Seattle group forms to fight LRT

Seattle WA - A new advocacy group has formed to oppose Sound Transit's rail expansion plans. Called the Washington Traffic Institute (WTI), the group calls into question the claims made by Sound Transit and other pro-rail advocacy groups as to cost as well as reducing traffic congestion.

I was actually surprised to read about the group in an article in the Seattle Times. Usually these types of groups that go against the "popular flow" get little media coverage.

The WTI was formed to fight the $37 billion Roads and Transit measure that is set for the fall ballot. Sound Transit needs this measure passed to expand its rail transit network.

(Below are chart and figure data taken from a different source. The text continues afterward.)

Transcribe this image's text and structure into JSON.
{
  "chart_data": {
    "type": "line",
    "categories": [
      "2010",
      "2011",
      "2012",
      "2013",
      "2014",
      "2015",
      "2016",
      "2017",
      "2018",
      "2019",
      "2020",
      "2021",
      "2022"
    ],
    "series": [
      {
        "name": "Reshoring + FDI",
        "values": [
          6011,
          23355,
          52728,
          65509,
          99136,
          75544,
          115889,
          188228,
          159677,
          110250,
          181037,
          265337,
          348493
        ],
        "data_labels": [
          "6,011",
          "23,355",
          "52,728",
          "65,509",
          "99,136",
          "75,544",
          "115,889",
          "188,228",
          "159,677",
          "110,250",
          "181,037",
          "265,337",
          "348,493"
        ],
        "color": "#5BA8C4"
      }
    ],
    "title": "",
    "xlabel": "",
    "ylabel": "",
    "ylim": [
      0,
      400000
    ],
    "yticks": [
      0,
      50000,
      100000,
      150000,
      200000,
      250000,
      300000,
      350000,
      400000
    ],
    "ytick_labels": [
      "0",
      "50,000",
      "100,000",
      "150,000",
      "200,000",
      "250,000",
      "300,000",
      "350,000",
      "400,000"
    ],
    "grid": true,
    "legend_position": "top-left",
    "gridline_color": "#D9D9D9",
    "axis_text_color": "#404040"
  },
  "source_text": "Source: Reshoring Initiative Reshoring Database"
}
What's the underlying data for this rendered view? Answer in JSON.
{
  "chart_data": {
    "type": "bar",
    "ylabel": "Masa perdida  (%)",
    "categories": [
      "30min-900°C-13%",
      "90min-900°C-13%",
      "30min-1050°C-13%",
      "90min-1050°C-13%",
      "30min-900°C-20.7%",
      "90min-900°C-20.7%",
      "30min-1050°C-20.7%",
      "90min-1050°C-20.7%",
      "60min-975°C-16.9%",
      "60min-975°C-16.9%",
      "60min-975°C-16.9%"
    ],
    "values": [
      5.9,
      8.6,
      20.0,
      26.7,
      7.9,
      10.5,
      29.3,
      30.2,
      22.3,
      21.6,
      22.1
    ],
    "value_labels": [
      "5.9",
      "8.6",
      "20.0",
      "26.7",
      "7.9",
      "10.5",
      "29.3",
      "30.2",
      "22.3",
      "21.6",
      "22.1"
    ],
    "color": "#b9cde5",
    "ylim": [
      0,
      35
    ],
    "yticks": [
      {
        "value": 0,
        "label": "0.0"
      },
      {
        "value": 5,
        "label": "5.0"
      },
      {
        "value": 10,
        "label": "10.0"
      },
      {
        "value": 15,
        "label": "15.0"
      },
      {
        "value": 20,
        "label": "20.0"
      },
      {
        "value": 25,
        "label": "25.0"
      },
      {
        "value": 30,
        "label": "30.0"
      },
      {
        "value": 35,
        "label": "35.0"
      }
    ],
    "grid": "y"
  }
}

Although the WTI website is a little spartan currently, it does put up some numbers that show how the costs are skyrocketing and that the costs don't justify the projected ridership numbers. It was a welcome site to me in a world of pro-rail spin which ignores such things.

One of the prime reasons stated by Sound Transit for pushing for the expanded rail transit network is that it will reduce traffic congestion. That is a total fallacy. There is not one study of any LRT line in North America which can show a direct correlation between a rail line and reduced traffic congestion. On the contrary, most studies show even more traffic congestion once a rail line is opened.

That fact is downplayed and often outright ignored by the "damn the costs, full speed ahead" pro-rail crowd in their rush to slap rail lines in as many places as they can. There needs to be more groups like the WTI which want a serious approach to improving the transportation in a city. Rail isn't the answer in the vast majority of the cases yet it is sold as the Saviour of city by the pro-rail crowd.

Rail has become the new way to pick the taxpayer's pockets. As I have often stated in numerous Laurels & Lances articles, rail isn't being used for transportation these days as much as it is being used for political and personal legacy reasons as well as trying to steer development to where the political leaders want it to go.

If cities really want to reduce traffic congestion, they'll fix what they have in place already. Adding more while leaving an existing under performing operation in tact does nothing except create a fiscal black hole that sucks down taxpayer money.

Let's face a simple fact. You are never going to get rid of the private automobile. The best you can hope for is to make transit attractive to the car owners and hope to get some of them to switch. To do that, public transit needs to first go back to the basics of providing service. Bells and whistles such as new rail lines just don't cut it in the long term if the basics of providing service aren't in place or need improvements.

Rail has its place. That is something I don't argue with. Where I have the problem is that rail is being sold to the public as the greatest invention since flush toilets, complete with a long list of dubious claims of positives while the negatives are ignored.

Rail isn't the answer in every situation. In most cases, simple service adjustments on the existing bus system will do far more, and at a much cheaper price, than slapping a rail line down for the sake of having a rail line.